Raw data, both with processed data, are reported as made available through a Figshare website.
The protocol section is accurately described, and details on the data recording process are given.
While the analysis on differences between running speeds is a by-product of this manuscript, results regarding this aspect are reported in full details.
no comment. See below.
In overall, I judge the article deserving being published with no substantial modifications to the present form.
I have, however, a number of minor reservations regarding this manuscript, which I would like the authors to fully address before going on with the publishing process. These will be listed in the following:
1) The manuscript makes direct reference, in the abstract and in the introduction (and indirectly in other sections), to the creation of a publicly available dataset. As a matter of fact, the database is already publicly available, with a digital object identifier. In my opinion, this does not heavily impact the nature of the submitted manuscript, but I would suggest the authors to modify the sentences regarding the objective of the study into a more appropriate sentence (e.g. “the purposes of this study were (1) to present the set of raw and processed data on running biomechanics made available publicly at doi…”).
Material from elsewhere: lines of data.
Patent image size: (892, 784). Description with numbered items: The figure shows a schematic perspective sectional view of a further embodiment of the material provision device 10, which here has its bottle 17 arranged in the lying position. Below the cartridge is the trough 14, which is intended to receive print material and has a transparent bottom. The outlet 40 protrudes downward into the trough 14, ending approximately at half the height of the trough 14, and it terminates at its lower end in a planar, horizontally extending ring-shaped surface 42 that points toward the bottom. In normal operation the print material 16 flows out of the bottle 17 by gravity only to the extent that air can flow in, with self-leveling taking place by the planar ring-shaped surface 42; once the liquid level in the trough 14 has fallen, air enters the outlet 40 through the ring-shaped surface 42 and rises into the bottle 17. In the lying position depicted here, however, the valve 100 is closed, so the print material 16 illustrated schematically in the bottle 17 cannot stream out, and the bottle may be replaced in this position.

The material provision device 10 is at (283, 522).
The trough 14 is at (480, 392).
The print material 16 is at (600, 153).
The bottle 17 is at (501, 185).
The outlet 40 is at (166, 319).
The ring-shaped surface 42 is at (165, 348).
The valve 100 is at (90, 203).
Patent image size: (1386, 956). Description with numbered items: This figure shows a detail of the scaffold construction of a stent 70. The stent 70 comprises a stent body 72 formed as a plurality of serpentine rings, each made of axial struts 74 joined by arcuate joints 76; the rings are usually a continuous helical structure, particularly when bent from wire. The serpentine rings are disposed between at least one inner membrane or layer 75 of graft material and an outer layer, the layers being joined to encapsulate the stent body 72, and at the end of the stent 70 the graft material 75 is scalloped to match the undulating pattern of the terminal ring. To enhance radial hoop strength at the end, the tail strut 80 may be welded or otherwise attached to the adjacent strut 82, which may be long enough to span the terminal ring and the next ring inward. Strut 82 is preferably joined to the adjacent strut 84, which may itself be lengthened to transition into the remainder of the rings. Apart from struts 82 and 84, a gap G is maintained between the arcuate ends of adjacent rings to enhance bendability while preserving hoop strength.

2) The number of individuals who performed the experimental protocol seem to me as rather small ( < 30) for a dataset to be used as reference data in the scientific community. If it will not be possible to add other subjects, this needs to be acknowledged in the discussion section.
3) Regarding the discussion, I have some reservations to the rather unbalanced share between the two purposes of the study: almost the whole discussion focusses in fact on the interpretation of the differences coming from the running speed conditions (which is OK for the purpose #2), but almost no considerations on the nature of the dataset as a whole are reported: I will list here 2-3 questions that the authors may find useful to address to make this point:
a) Are the differences on the captured data from data coming from the literature a possible issue to be considered for the use of the dataset from other authors?
b) Is there a treadmill-specific effect on these data, which would prevent other scientists from comparing their data to the dataset if a different kind of treadmill is used?
c) (this may pertain to the concluding section) Will the dataset be open to additions from other labs, provided the same protocol is used? If yes, which are the necessary steps to be taken into account to perform this? If not, is there a technical limitation for this?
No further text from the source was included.